Carolin steht auf und geht zu Luisas Platz.

»Komm, sei nicht traurig. Dein Vater hatte heute einfach einen sehr anstrengenden Tag. Ich glaube, ihm sind deswegen ein wenig die Nerven durchgegangen. Wenn du möchtest, schmiere ich dir ein Brot.«

Luisa schüttelt den Kopf.

»Nein, danke. Ich versuche jetzt mal die Spaghetti mit dieser komischen Sauce zu essen. Vielleicht geht es Papi dann wieder besser.«

Carolin streicht ihr über den Kopf.

»Na gut, dann lass uns mal aufessen, und dann spielen wir noch etwas zusammen, okay? Bestimmt macht Marc mit, wenn er sich wieder beruhigt hat.«

»Kannst du ihn das fragen?«, will Luisa wissen.

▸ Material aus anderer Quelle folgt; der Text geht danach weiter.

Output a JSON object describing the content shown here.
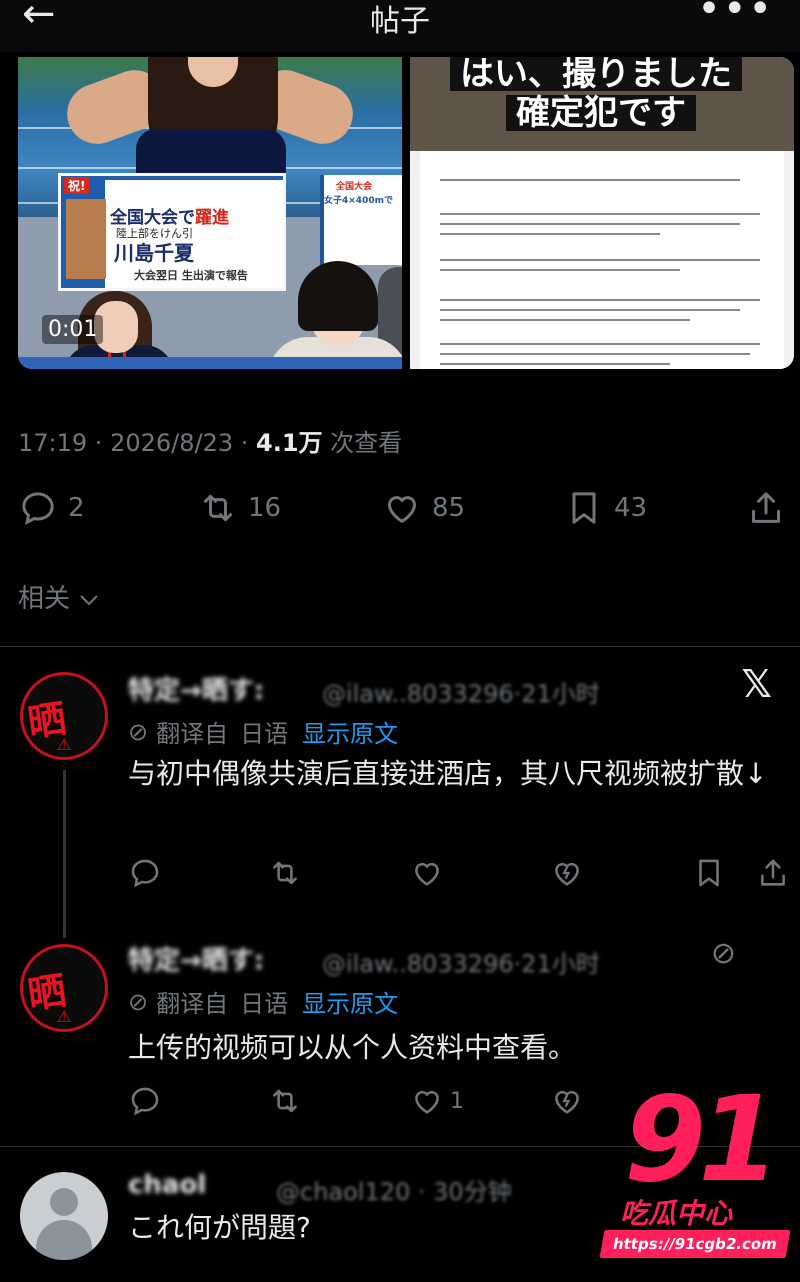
{
  "header": {
    "title": "帖子",
    "back_glyph": "←",
    "more_glyph": "•••"
  },
  "media": {
    "video_timecode": "0:01",
    "broadcast_badge": "祝!",
    "broadcast_line1_a": "全国大会で",
    "broadcast_line1_b": "躍進",
    "broadcast_line2": "陸上部をけん引",
    "broadcast_name": "川島千夏",
    "broadcast_line4": "大会翌日 生出演で報告",
    "side_board_title": "全国大会",
    "side_board_sub": "女子4×400mで",
    "doc_headline_1": "はい、撮りました",
    "doc_headline_2": "確定犯です"
  },
  "post": {
    "time": "17:19",
    "date": "2026/8/23",
    "views": "4.1万",
    "views_label": "次查看",
    "replies": "2",
    "retweets": "16",
    "likes": "85",
    "bookmarks": "43"
  },
  "related_label": "相关",
  "replies": [
    {
      "name": "特定→晒す:",
      "handle": "@ilaw..8033296·21小时",
      "translate_label": "翻译自",
      "translate_lang": "日语",
      "show_original": "显示原文",
      "text": "与初中偶像共演后直接进酒店，其八尺视频被扩散↓",
      "likes": "",
      "avatar_glyph": "晒す!"
    },
    {
      "name": "特定→晒す:",
      "handle": "@ilaw..8033296·21小时",
      "translate_label": "翻译自",
      "translate_lang": "日语",
      "show_original": "显示原文",
      "text": "上传的视频可以从个人资料中查看。",
      "likes": "1",
      "avatar_glyph": "晒す!"
    },
    {
      "name": "chaol",
      "handle": "@chaol120 · 30分钟",
      "text": "これ何が問題?"
    }
  ],
  "watermark": {
    "number": "91",
    "sub": "吃瓜中心",
    "url": "https://91cgb2.com"
  },
  "colors": {
    "accent_blue": "#1d9bf0",
    "muted": "#71767b",
    "watermark_pink": "#ff1f5a",
    "avatar_red": "#e8141f"
  },
  "icons": [
    "arrow-left-icon",
    "more-dots-icon",
    "reply-icon",
    "retweet-icon",
    "like-icon",
    "bookmark-icon",
    "share-icon",
    "chevron-down-icon",
    "translate-icon",
    "x-logo-icon",
    "broken-heart-icon",
    "no-entry-icon"
  ]
}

»Natürlich. Das mach ich.«

Tatsächlich hat sich etwas später die Lage wieder beruhigt: Marc, Luisa und Carolin hocken vor dem kleinen Sofatisch und spielen etwas, das sich Mensch-Ärgere-Dich-Nicht nennt. Es scheint einigermaßen lustig zu sein, jedenfalls lachen die drei viel, was nach dem Streit beim Abendessen ziemlich wohltuend ist.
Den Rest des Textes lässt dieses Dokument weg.